The Tulip Festival celebrates this annual tradition every May when over 1 million tulips bloom throughout Ottawa.
Winterlude is a winter celebration festival held in February and is jointly hosted by Ottawa and Gatineau. At Jacques-Cartier Park, you will find the large Snowflake Kingdom which features ice slides and snow sculptures. Venture to Confederation Park to take part in concerts and activities, view the ice sculpture competitions, or participate in a winter sporting event.
Each June since 1997, Ottawa hosts their Fringe Festival, an independent event celebrating local arts and culture. One hundred percent of the ticket sales go back to the artists, providing them with both funding and large amounts of exposure throughout the festival.

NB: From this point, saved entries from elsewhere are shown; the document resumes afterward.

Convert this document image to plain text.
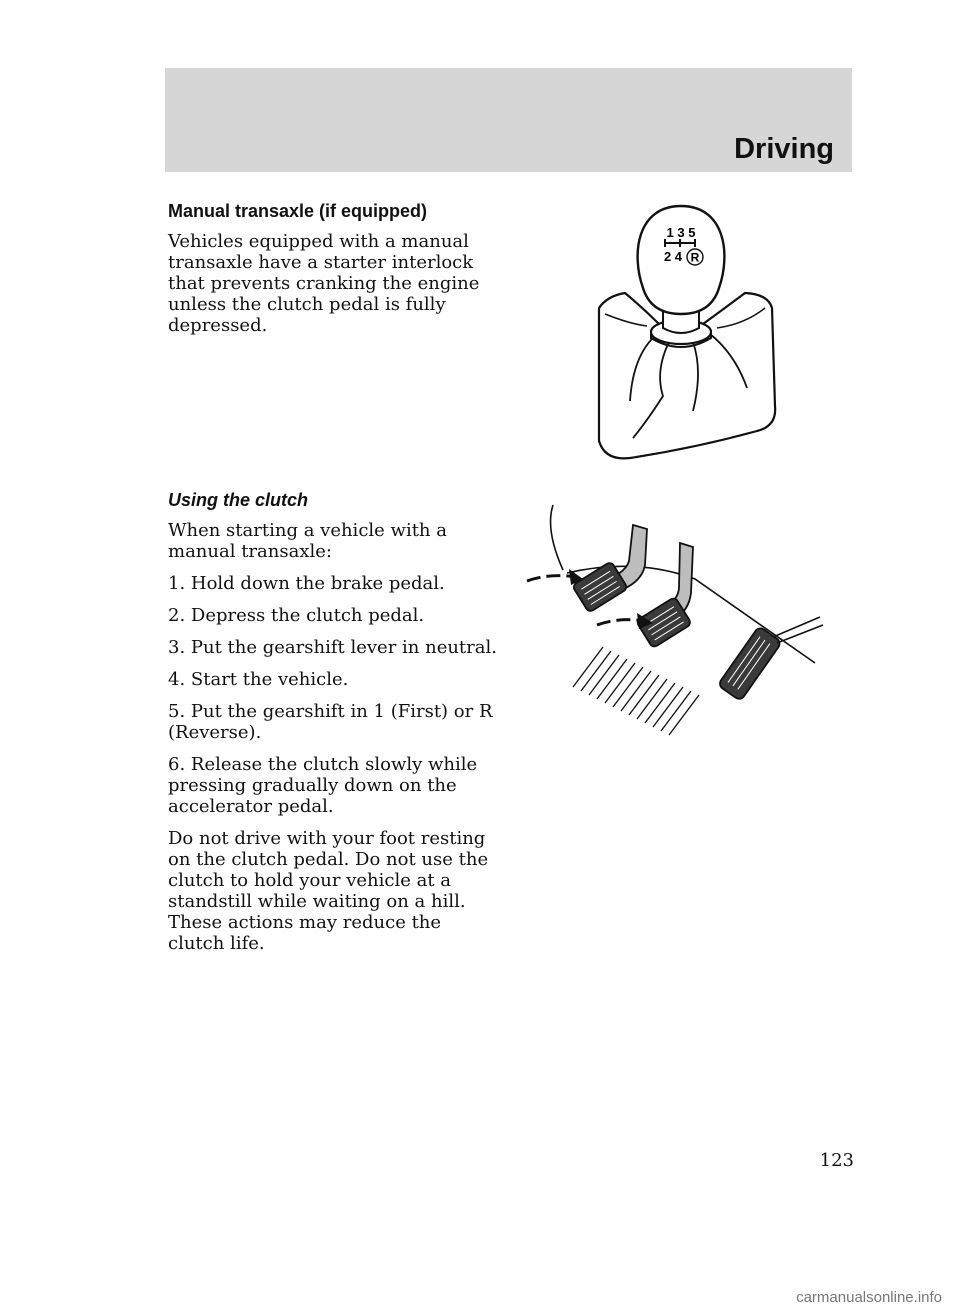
Driving
Manual transaxle (if equipped)

Vehicles equipped with a manual transaxle have a starter interlock that prevents cranking the engine unless the clutch pedal is fully depressed.

1 3 5
2 4 R
Using the clutch

When starting a vehicle with a manual transaxle:

1. Hold down the brake pedal.

2. Depress the clutch pedal.

3. Put the gearshift lever in neutral.

4. Start the vehicle.

5. Put the gearshift in 1 (First) or R (Reverse).

6. Release the clutch slowly while pressing gradually down on the accelerator pedal.

Do not drive with your foot resting on the clutch pedal. Do not use the clutch to hold your vehicle at a standstill while waiting on a hill. These actions may reduce the clutch life.

123
carmanualsonline.info
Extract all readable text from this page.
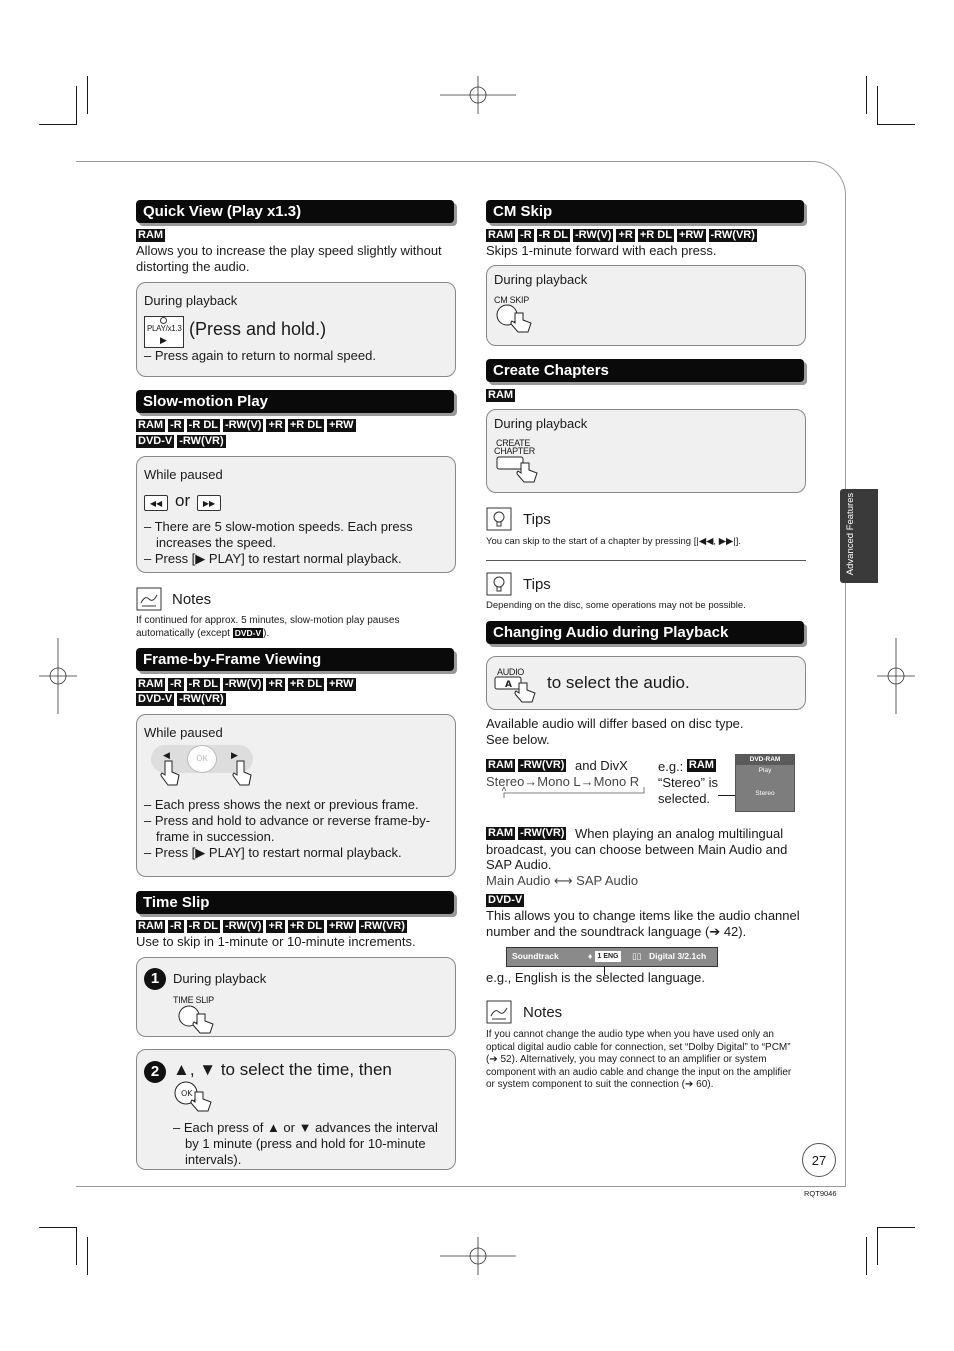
Advanced Features
Quick View (Play x1.3)
RAM
Allows you to increase the play speed slightly without
distorting the audio.
During playback
PLAY/x1.3
▶
(Press and hold.)
– Press again to return to normal speed.
Slow-motion Play
RAM -R -R DL -RW(V) +R +R DL +RW
DVD-V -RW(VR)
While paused
◀◀ or	▶▶
– There are 5 slow-motion speeds. Each press
increases the speed.
– Press [▶ PLAY] to restart normal playback.
Notes
If continued for approx. 5 minutes, slow-motion play pauses
automatically (except DVD-V ).
Frame-by-Frame Viewing
RAM -R -R DL -RW(V) +R +R DL +RW
DVD-V -RW(VR)
While paused
OK
◀	▶
– Each press shows the next or previous frame.
– Press and hold to advance or reverse frame-by-
frame in succession.
– Press [▶ PLAY] to restart normal playback.
Time Slip
RAM -R -R DL -RW(V) +R +R DL +RW -RW(VR)
Use to skip in 1-minute or 10-minute increments.
1	During playback
TIME SLIP
2 ▲, ▼ to select the time, then
OK
– Each press of ▲ or ▼ advances the interval
by 1 minute (press and hold for 10-minute
intervals).
CM Skip
RAM -R -R DL -RW(V) +R +R DL +RW -RW(VR)
Skips 1-minute forward with each press.
During playback
CM SKIP
Create Chapters
RAM
During playback
CREATE
CHAPTER
Tips
You can skip to the start of a chapter by pressing [|◀◀, ▶▶|].
Tips
Depending on the disc, some operations may not be possible.
Changing Audio during Playback
AUDIO
A to select the audio.
Available audio will differ based on disc type.
See below.
RAM -RW(VR) and DivX
Stereo→Mono L→Mono R
e.g.: RAM
“Stereo” is
selected.
DVD-RAM
Play
Stereo
RAM -RW(VR) When playing an analog multilingual
broadcast, you can choose between Main Audio and
SAP Audio.
Main Audio ⟷ SAP Audio
DVD-V
This allows you to change items like the audio channel
number and the soundtrack language (➔ 42).
Soundtrack	♦ 1 ENG ▯▯ Digital 3/2.1ch
e.g., English is the selected language.
Notes
If you cannot change the audio type when you have used only an
optical digital audio cable for connection, set “Dolby Digital” to “PCM”
(➔ 52). Alternatively, you may connect to an amplifier or system
component with an audio cable and change the input on the amplifier
or system component to suit the connection (➔ 60).
27
RQT9046
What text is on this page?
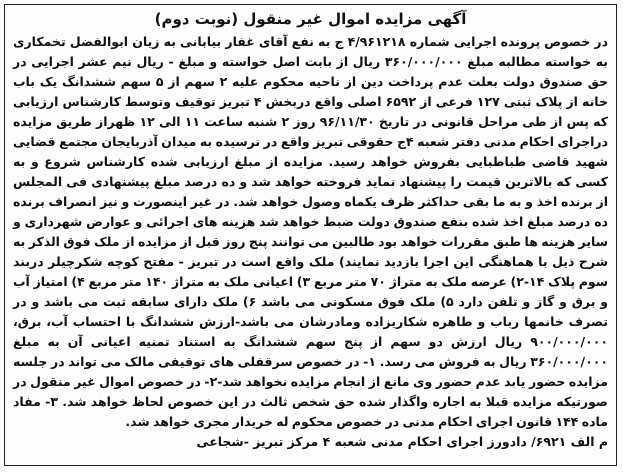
آگهی مزایده اموال غیر منقول (نوبت دوم)

در خصوص پرونده اجرایی شماره ۴/۹۶۱۲۱۸ ج به نفع آقای غفار بیابانی به زیان ابوالفضل تخمکاری به خواسته مطالبه مبلغ ۳۶۰/۰۰۰/۰۰۰ ریال از بابت اصل خواسته و مبلغ - ریال نیم عشر اجرایی در حق صندوق دولت بعلت عدم پرداخت دین از ناحیه محکوم علیه ۲ سهم از ۵ سهم ششدانگ یک باب خانه از پلاک ثبتی ۱۲۷ فرعی از ۶۵۹۲ اصلی واقع دربخش ۴ تبریز توقیف وتوسط کارشناس ارزیابی که پس از طی مراحل قانونی در تاریخ ۹۶/۱۱/۳۰ روز ۲ شنبه ساعت ۱۱ الی ۱۲ ظهراز طریق مزایده دراجرای احکام مدنی دفتر شعبه ۴ج حقوقی تبریز واقع در نرسیده به میدان آذربایجان مجتمع قضایی شهید قاضی طباطبایی بفروش خواهد رسید. مزایده از مبلغ ارزیابی شده کارشناس شروع و به کسی که بالاترین قیمت را پیشنهاد نماید فروخته خواهد شد و ده درصد مبلغ پیشنهادی فی المجلس از برنده اخذ و به ما بقی حداکثر ظرف یکماه وصول خواهد شد. در غیر اینصورت و نیز انصراف برنده ده درصد مبلغ اخذ شده بنفع صندوق دولت ضبط خواهد شد هزینه های اجرائی و عوارض شهرداری و سایر هزینه ها طبق مقررات خواهد بود طالبین می توانند پنج روز قبل از مزایده از ملک فوق الذکر به شرح ذیل با هماهنگی این اجرا بازدید نمایند) ملک واقع است در تبریز - مفتح کوچه شکرچیلر دربند سوم پلاک ۱۴-۲) عرصه ملک به متراژ ۷۰ متر مربع ۳) اعیانی ملک به متراژ ۱۴۰ متر مربع ۴) امتیاز آب و برق و گاز و تلفن دارد ۵) ملک فوق مسکونی می باشد ۶) ملک دارای سابقه ثبت می باشد و در تصرف خانمها رباب و طاهره شکاریزاده ومادرشان می باشد-ارزش ششدانگ با احتساب آب، برق، ۹۰۰/۰۰۰/۰۰۰ ریال ارزش دو سهم از پنج سهم ششدانگ به استناد تمنیه اعیانی آن به مبلغ ۳۶۰/۰۰۰/۰۰۰ ریال به فروش می رسد. ۱- در خصوص سرقفلی های توقیفی مالک می تواند در جلسه مزایده حضور یابد عدم حضور وی مانع از انجام مزایده نخواهد شد-۲- در خصوص اموال غیر منقول در صورتیکه مزایده قبلا به اجاره واگذار شده حق شخص ثالث در این خصوص لحاظ خواهد شد. ۳- مفاد ماده ۱۴۴ قانون اجرای احکام مدنی در خصوص محکوم له خریدار مجری خواهد شد.

م الف ۶۹۲۱/ دادورز اجرای احکام مدنی شعبه ۴ مرکز تبریز -شجاعی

Catch the Fringe Festival throughout downtown Ottawa, where all the stages are within walking distance. Most performances are plays. However, you will find performance art and musical performances as well.
With over 300 km of bike and walking paths, tourists can easily get around the capital city without a car from April through November. Rent a bike from a bike-sharing docking station or explore downtown on foot.
Ottawa also has a central public transit system called OC Transpo, which uses both buses and light rail transit. The buses have a dedicated set of roadways, which bypass any traffic on the main arteries.
Ottawa’s main station hosts Via Rail, giving easy access to other Canadian cities by train.